Paseo Cayala is a livable, walkable development that offers everything you would want in a “city”; all securely protected by armed guards and security cameras, and surrounded by a ringed “moat” of white stucco walls. Guatemalan developers are building this nearly independent city for the wealthy on the outskirts of a capital marred by crime and snarled by traffic. At its heart is the 34-acre Paseo Cayala Guatemala, with apartments, parks, high-end boutiques, church, nightclubs, and restaurants. It’s bordered by even costlier subdivisions begun earlier. Eventually, the Cayala Management Group hopes to expand the project into “Cayala City,” spreading across 870 acres (352 hectares), an area a little larger than New York’s Central Park.
Built under the direction of the architect and urban planner Leon Krier, with a team of more than 25 Guatemalan and foreign architects. Within the larger project are smaller “districts”. District Moda opens its doors to the visitors of Paseo Cayalá with more than 30 commercial options and offices. It is a new space designed to become Guatemala’s most privileged fashion center. Visitors will find international brands such as Antony Morato, Arturo Calle, Bass, Converse, Ferrari, Porsche, Nike Store, Nautica Kids, Coffe Libre, Casa de los Havanos, Naf Naf, Piel de Toro, Vida Vela, Wild, Sportline Kids and more.
Saul Bistro imported a red double decker bus from England, which now serves crepes and other sweets. The concept officially arrived in Guatemala to expand the fashion and restaurant empire of Saúl E. Méndez. The bus is located in the new fashion district of Paseo Cayalá. Emilio Méndez explains “Since I lived in London I fell in love with all English culture, it has many icons. Our dream was always to bring the English bus. It took us a couple of years to make the decision and find the right bus. ”
In addition to office area and business options, the Fashion District will have two Marriot hotels. The Marriot Hotel will have 160 rooms, swimming pool and meeting rooms.

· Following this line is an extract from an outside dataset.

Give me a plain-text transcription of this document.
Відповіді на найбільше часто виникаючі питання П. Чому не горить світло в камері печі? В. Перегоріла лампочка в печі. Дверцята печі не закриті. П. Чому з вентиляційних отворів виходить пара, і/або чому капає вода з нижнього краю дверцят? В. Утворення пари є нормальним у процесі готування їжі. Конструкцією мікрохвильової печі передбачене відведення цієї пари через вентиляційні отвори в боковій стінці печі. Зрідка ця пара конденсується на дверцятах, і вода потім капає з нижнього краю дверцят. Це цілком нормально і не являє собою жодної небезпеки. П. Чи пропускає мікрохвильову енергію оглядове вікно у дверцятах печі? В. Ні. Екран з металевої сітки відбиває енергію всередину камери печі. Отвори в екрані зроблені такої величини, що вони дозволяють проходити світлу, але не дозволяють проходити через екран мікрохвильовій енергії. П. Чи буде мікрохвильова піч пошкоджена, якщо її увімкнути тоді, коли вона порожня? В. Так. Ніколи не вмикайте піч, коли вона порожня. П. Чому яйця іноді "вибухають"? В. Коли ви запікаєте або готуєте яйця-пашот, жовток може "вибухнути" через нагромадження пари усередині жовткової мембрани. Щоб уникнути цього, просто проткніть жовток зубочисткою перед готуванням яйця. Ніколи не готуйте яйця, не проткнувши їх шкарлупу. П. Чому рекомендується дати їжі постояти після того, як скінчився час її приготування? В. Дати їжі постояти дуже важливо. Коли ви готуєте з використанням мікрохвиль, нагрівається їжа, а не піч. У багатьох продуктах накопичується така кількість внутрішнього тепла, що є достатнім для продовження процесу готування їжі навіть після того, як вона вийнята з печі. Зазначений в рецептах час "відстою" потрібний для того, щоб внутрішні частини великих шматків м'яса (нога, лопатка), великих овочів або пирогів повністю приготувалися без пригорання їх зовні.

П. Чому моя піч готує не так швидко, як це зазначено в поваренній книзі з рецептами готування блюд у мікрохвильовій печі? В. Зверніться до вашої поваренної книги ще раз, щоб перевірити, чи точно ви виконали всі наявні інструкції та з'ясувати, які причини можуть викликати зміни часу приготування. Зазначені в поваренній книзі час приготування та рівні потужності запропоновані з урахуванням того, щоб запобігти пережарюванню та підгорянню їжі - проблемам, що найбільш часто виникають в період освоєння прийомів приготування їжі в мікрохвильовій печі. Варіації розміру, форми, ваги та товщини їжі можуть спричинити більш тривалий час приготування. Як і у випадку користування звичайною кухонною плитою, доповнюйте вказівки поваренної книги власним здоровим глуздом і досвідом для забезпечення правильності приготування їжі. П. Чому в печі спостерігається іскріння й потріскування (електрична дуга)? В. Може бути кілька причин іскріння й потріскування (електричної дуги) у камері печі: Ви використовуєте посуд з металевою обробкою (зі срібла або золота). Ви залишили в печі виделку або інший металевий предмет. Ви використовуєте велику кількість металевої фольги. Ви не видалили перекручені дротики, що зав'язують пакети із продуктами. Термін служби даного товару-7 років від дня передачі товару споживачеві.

The European designed AC by Marriot will boast 115 rooms, roof-top restaurant & bar. They are expected to be inaugurated later this year. AirBnB rentals are popping up quickly.
Already open is a 24 hour Fitness gym, a Bowling alley, zip-line, baseball park, tennis courts, and a Surf park.
Cayala’s backers promote it as a safe haven in a troubled country, one with an unusual degree of autonomy from the chaotic capital. It also embraces a philosophy that advocates a return to a traditional concept of a city, with compact, agreeable spaces where homes and shops are intermixed.
Detractors, however, say it is a blow to hopes of saving the real traditional heart of Guatemala City by drawing the wealthy from the urban center to participate in the economic and social life of a city struggling with poverty and high levels of crime and violence.
One consideration why some people want to live in Cayala boils down to the fact that many of the wealthy are simply racist. They do not like their fellow citizens. In fact, they don’t even think of them as citizens. Granted not all elites and not all those who are living in or will live in Cayala are racist. However, many of the attitudes that led to the civil war and that were documented in the various human rights reports remain pressing concerns today. Racism lies behind much of what the people and the government do or do not do.
We have the same problem in the United States where elites would rather isolate themselves from society around them. It’s just a lot worse when it happens in a country amidst such poverty, inequality, and violence.